Shooting the Messenger Again
The Kenyan government has already slagged off journalists for reporting on piracy, the UN’s special representative has accused us of passing on pirate propaganda, and now it’s my old pal, Andrew Mwangura, who is getting it in the neck. For the past decade or so he has been monitoring piracy from the Kenyan port city of Mombasa, making himself a key expert on the phenomenon. Lost your oil tanker in the Gulf of Aden? Andrew is the man to track it down using his network of pirate contacts.
My phone started beeping late last night with news of his arrest. It seems the Kenyan government is not very happy that he was telling journalists the shipment of 33 T-72 tanks was on its way to South Sudan. So they arrested him on suspicion of making inflammatory remarks. He is still in custody, as I write, and has not yet been charged.
I have already posted on the truth of the tanks’ destination. I had it confirmed by a military analyst and the US Navy (OK, they said Sudan without specifying north or south – but just look at an atlas and you can work out which of the two is more likely), so I won’t get into that again.

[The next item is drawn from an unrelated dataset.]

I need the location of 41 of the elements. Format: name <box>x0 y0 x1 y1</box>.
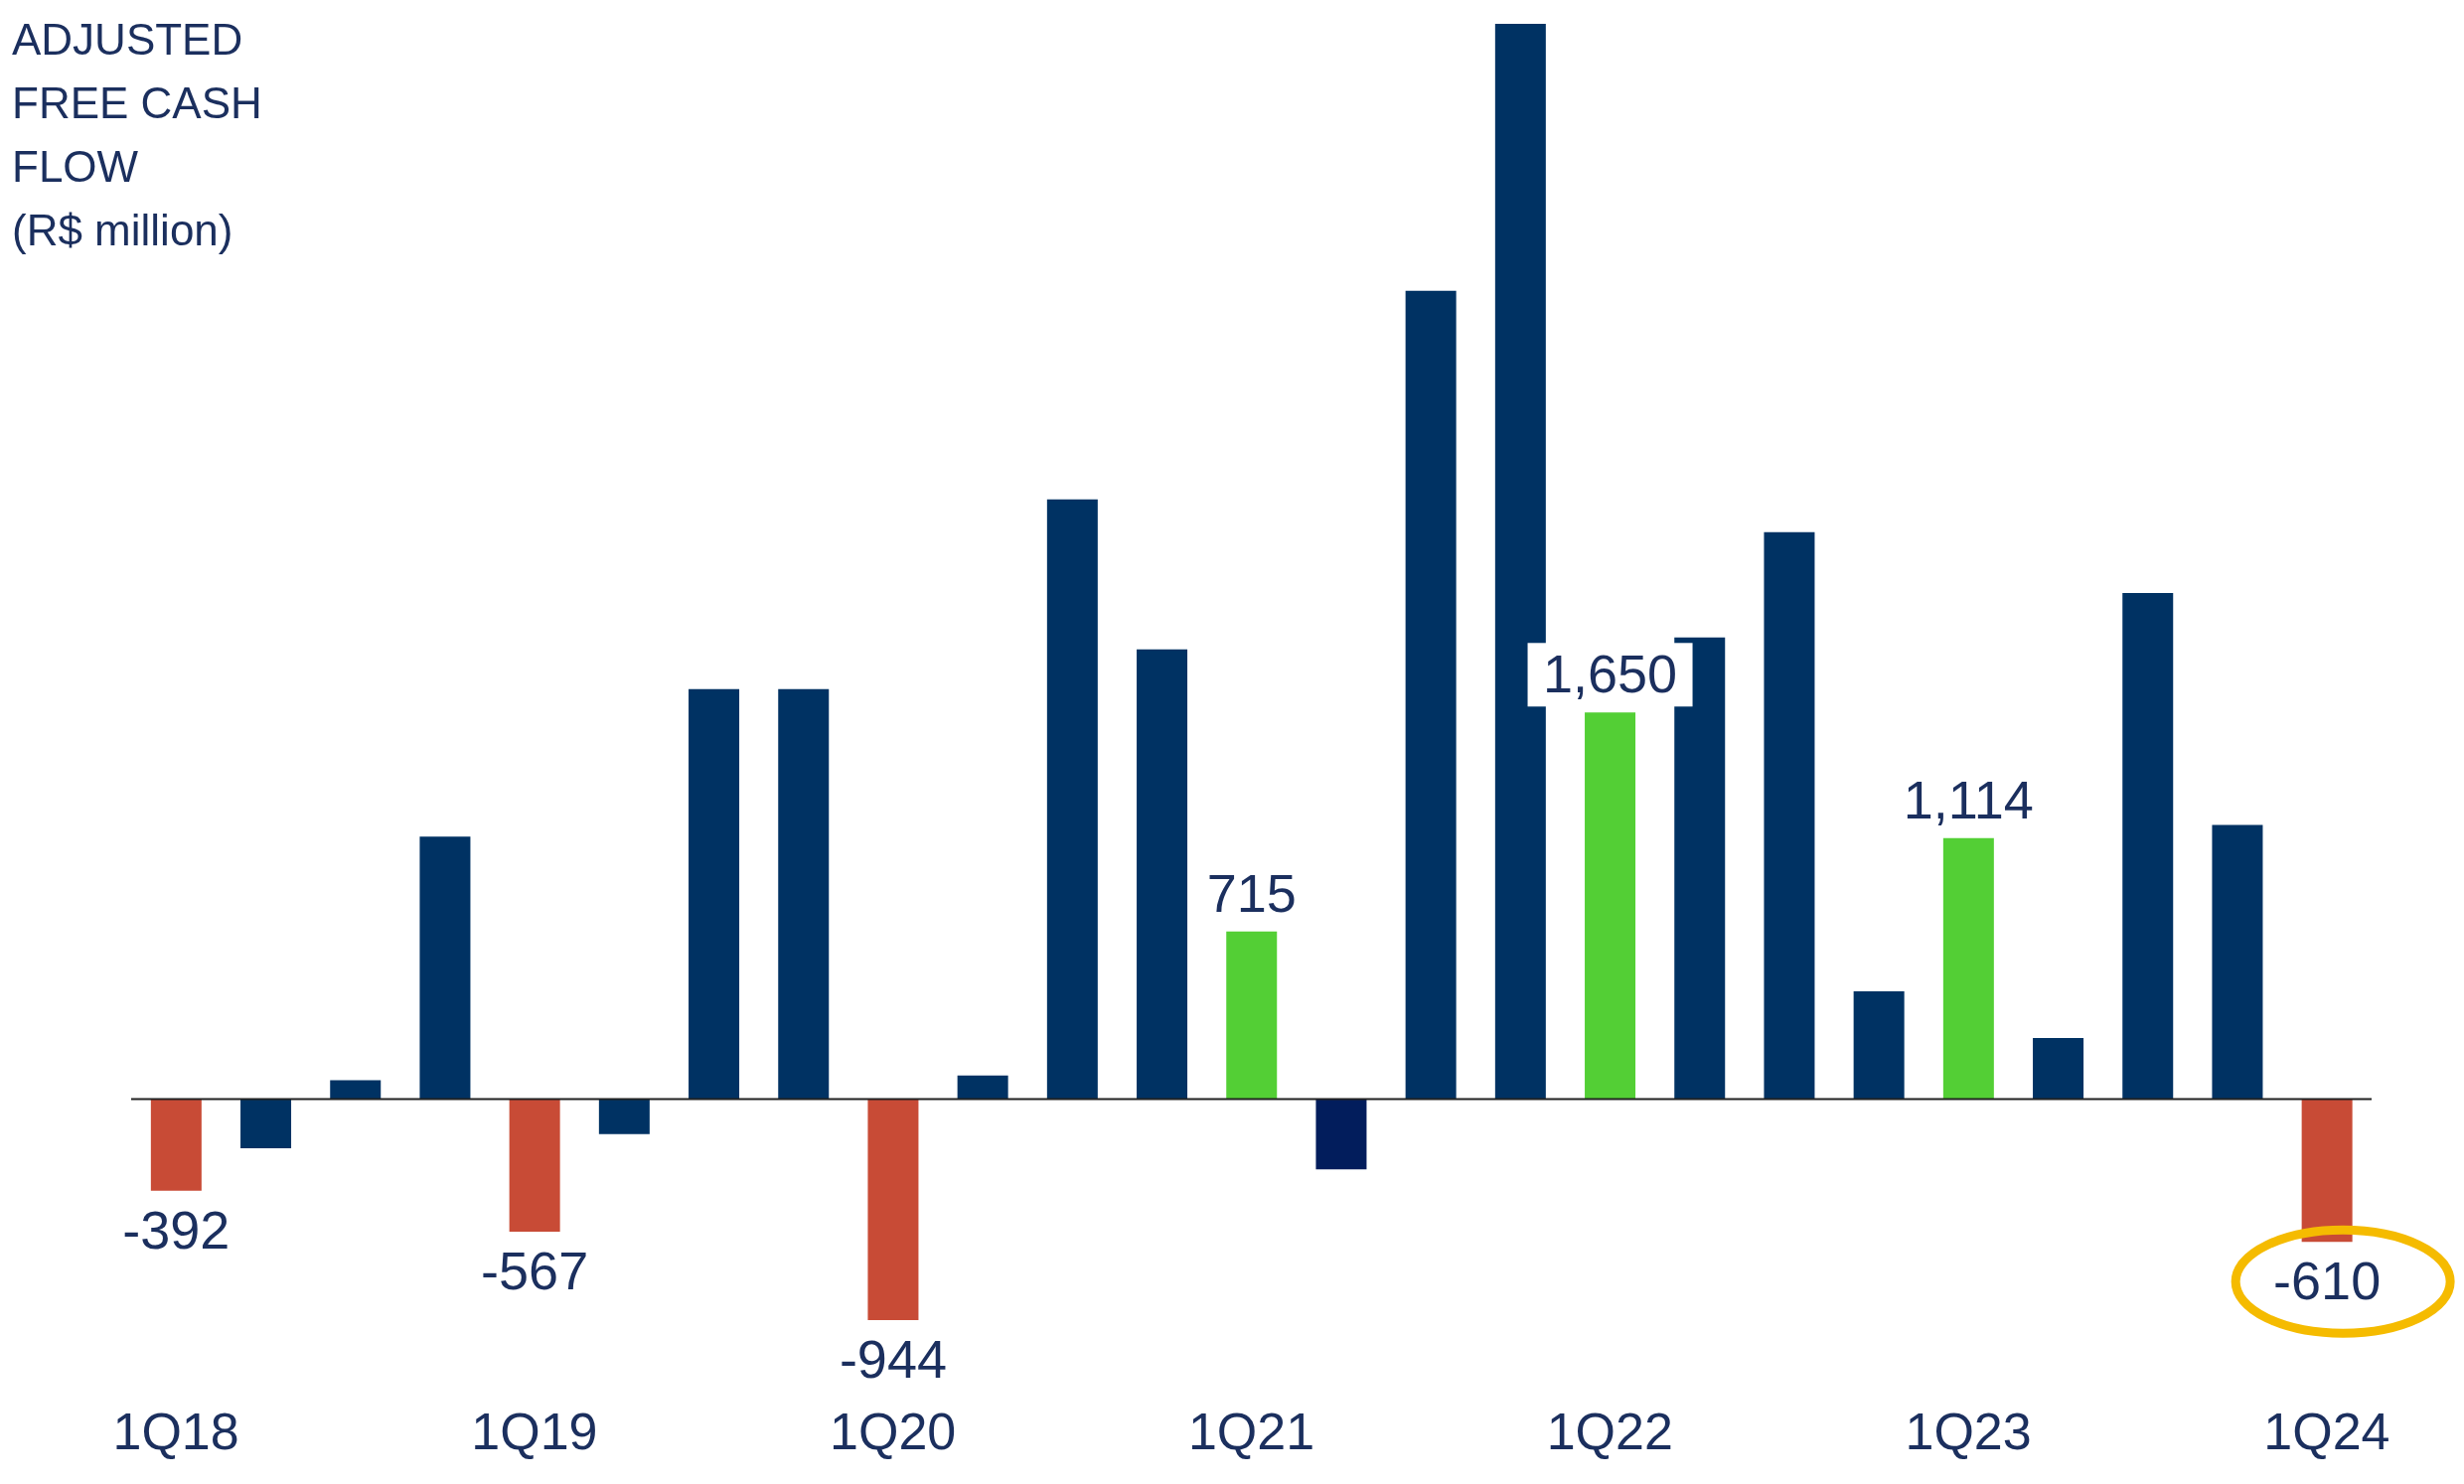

But once again the Kenyan government has shown a remarkable degree of ineptness in its spin operation. By arresting Andrew and by issuing such bizarre denials, they have turned an odd discrepancy into a diplomatic spat and pushed the story on to today’s front page. Kenya’s media enjoy more freedom than in most other African countries. But it still seems that the government’s first move in a crisis is shut down its critics.